Prologue
The torches came first. Then the voices, hundreds of them, rising from the villages.
"Manipur da Angreji leiba," the leader shouted.
"Yaroi! Yaroi!" the followers roared back.
"British can’t stay in Manipur."
"Angreji Manipur thadoktuna," the leader declared.
"Hankharo! Hankharo!" The cry rang out from the followers.
"The British should leave Manipur."
Langlen heard it from the edge of the village, where she'd gone searching for her mother. She ran faster. Smoke already hung in the air from the burning carts.
"Ima!" she screamed.
Gunfire cracked through the night. She shoved through the crowd. An old man stumbled past her, blood streaming from his temple. Two children clung to each other beside an overturned barrel. Smoke swallowed them.
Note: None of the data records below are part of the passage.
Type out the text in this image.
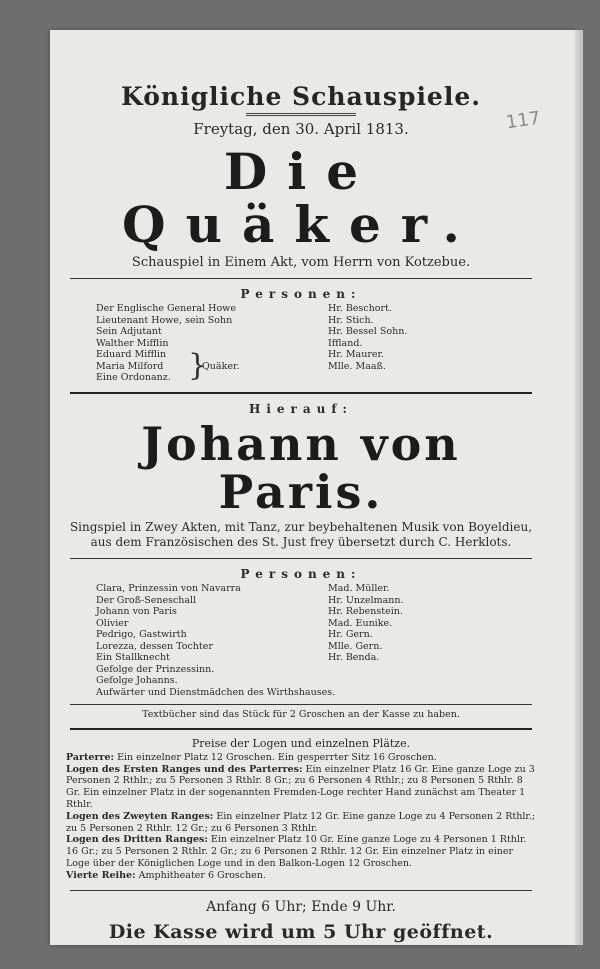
117
Königliche Schauspiele.
Freytag, den 30. April 1813.
Die Quäker.
Schauspiel in Einem Akt, vom Herrn von Kotzebue.
Personen:
}
Quäker.
Der Englische General Howe	Hr. Beschort.
Lieutenant Howe, sein Sohn	Hr. Stich.
Sein Adjutant	Hr. Bessel Sohn.
Walther Mifflin	Iffland.
Eduard Mifflin	Hr. Maurer.
Maria Milford	Mlle. Maaß.
Eine Ordonanz.
Hierauf:
Johann von Paris.
Singspiel in Zwey Akten, mit Tanz, zur beybehaltenen Musik von Boyeldieu,
aus dem Französischen des St. Just frey übersetzt durch C. Herklots.
Personen:
Clara, Prinzessin von Navarra	Mad. Müller.
Der Groß-Seneschall	Hr. Unzelmann.
Johann von Paris	Hr. Rebenstein.
Olivier	Mad. Eunike.
Pedrigo, Gastwirth	Hr. Gern.
Lorezza, dessen Tochter	Mlle. Gern.
Ein Stallknecht	Hr. Benda.
Gefolge der Prinzessinn.
Gefolge Johanns.
Aufwärter und Dienstmädchen des Wirthshauses.
Textbücher sind das Stück für 2 Groschen an der Kasse zu haben.
Preise der Logen und einzelnen Plätze.
Parterre: Ein einzelner Platz 12 Groschen. Ein gesperrter Sitz 16 Groschen.
Logen des Ersten Ranges und des Parterres: Ein einzelner Platz 16 Gr. Eine ganze Loge zu 3 Personen 2 Rthlr.; zu 5 Personen 3 Rthlr. 8 Gr.; zu 6 Personen 4 Rthlr.; zu 8 Personen 5 Rthlr. 8 Gr. Ein einzelner Platz in der sogenannten Fremden-Loge rechter Hand zunächst am Theater 1 Rthlr.
Logen des Zweyten Ranges: Ein einzelner Platz 12 Gr. Eine ganze Loge zu 4 Personen 2 Rthlr.; zu 5 Personen 2 Rthlr. 12 Gr.; zu 6 Personen 3 Rthlr.
Logen des Dritten Ranges: Ein einzelner Platz 10 Gr. Eine ganze Loge zu 4 Personen 1 Rthlr. 16 Gr.; zu 5 Personen 2 Rthlr. 2 Gr.; zu 6 Personen 2 Rthlr. 12 Gr. Ein einzelner Platz in einer Loge über der Königlichen Loge und in den Balkon-Logen 12 Groschen.
Vierte Reihe: Amphitheater 6 Groschen.
Anfang 6 Uhr; Ende 9 Uhr.
Die Kasse wird um 5 Uhr geöffnet.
Then she saw it, her mother’s blue innaphi with yellow flowers, crumpled in the mud near the checkpoint. Sakhi lay on her side, one arm stretched toward the village. Her mother's eyes were open. A dark stain spread across her chest.
"Adumai touba yaroiye, Ima." The word came out small. "No, Mother, please. You can’t do that."
Langlen dropped to her knees and gathered her mother against her chest. Sakhi's hand was still warm. She held it with both of hers.
"Ima, eibu thadok tuna chakhino, hougatlo se!" she whispered. "Mother, don’t leave me."
The gunfire continued. But Langlen heard nothing except her mother's heartbeat fading. When the British soldiers finally retreated, she still sat there. Dried blood stiffened her clothes.
The village elders found her at sunrise. One of them said her name twice. Her fingers had gone stiff around her mother's arm. She'd closed her eyes once. Slow. When she opened her eyes, the smoke was thinning. She could see the checkpoint. She looked at it for a long time.